しかし、日頃から仕事やタスクばかりやっている社会人には見識を広げてくれるようなイベントだなぁと思いました。
(自分は因果推論とベイズあたりが知識的に弱いと気づけました。ありがとうございます。)
昼食難民
Xでのツイート(ハッシュタグ:#JSAI2024)をぜひ見てほしいのですが、大体「うなぎ」か「さわやか」の画像が多い気がします。しかしながら、うなぎにもさわやかにも入れない昼食難民が散見されました。
そして、私は食欲が大学生時代とほぼ変わってないおじさんなので、「絶対さわやかとうなぎは食べる」と決意していました。
無事その願いは達成できましたが、綿密にスケジュールを組んだり予約したりするといったことは重要だったと思います。
セッションの時間も割と空いてるように感じますが、昼食で予想以上に並んでしまってギリギリになってしまうこともありました。
次回に向けて
色々カオスな感じでしたが、知的好奇心が高まって自分の知らない世界を知れるような楽しいイベントでした。

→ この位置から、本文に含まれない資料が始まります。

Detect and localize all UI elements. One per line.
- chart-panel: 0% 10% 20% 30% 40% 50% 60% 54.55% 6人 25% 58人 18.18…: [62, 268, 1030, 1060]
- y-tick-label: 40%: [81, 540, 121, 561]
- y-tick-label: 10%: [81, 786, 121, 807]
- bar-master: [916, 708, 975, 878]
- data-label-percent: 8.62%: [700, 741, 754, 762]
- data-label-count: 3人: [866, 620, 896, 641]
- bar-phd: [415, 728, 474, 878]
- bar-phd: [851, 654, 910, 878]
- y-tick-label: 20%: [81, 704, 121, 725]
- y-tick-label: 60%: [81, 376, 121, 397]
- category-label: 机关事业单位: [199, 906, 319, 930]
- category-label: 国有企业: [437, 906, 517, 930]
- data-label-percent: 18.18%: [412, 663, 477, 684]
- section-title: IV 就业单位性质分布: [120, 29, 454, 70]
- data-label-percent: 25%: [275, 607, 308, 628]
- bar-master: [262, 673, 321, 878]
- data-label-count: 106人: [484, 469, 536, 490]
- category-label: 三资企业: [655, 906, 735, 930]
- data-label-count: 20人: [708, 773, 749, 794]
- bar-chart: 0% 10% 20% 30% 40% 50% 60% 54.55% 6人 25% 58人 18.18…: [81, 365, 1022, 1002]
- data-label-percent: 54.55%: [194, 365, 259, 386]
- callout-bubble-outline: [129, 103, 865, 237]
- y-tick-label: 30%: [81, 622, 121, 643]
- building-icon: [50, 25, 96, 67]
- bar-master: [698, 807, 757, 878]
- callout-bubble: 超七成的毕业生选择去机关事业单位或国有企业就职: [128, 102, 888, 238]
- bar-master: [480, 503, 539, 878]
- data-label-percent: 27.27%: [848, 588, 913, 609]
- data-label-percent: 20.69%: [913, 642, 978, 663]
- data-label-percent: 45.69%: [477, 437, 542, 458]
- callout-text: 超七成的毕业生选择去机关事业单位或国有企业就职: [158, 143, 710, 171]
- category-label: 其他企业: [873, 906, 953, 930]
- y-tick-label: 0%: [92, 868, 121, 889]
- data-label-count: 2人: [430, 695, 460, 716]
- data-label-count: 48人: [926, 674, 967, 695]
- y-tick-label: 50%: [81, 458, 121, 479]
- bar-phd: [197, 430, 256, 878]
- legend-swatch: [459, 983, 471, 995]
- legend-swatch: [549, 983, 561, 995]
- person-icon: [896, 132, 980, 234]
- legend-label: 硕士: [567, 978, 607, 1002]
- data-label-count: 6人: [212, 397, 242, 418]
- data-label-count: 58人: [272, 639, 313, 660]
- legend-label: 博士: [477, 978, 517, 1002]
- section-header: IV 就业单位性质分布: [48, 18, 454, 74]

初参加なので「よくわからない数式とか抽象的内容すぎてわからない」みたいにならないだろうか心配してました。
しかし、ちゃんとスケジュールを考えて、自分の興味のあるセッションを選んでいけば楽しめるイベントだと思います。
確かに前提知識を求められるようなセッションを選ぶと話がわからなくなるのですが、「わからないけど面白そう」という気持ちを起点としてイベントの後で勉強を頑張るみたいな流れでも良いんじゃないかと思います。
note AI Creativeとして今後人工知能学会とどのように関わっていくかわかりませんが、今回のイベント参加を通じて「登壇したらまた違う面白さに気づけるんだろうな」という気持ちにさせてくれるイベントでした。
人工知能学会を盛り上げたり運営していただいてる皆様、ありがとうございました!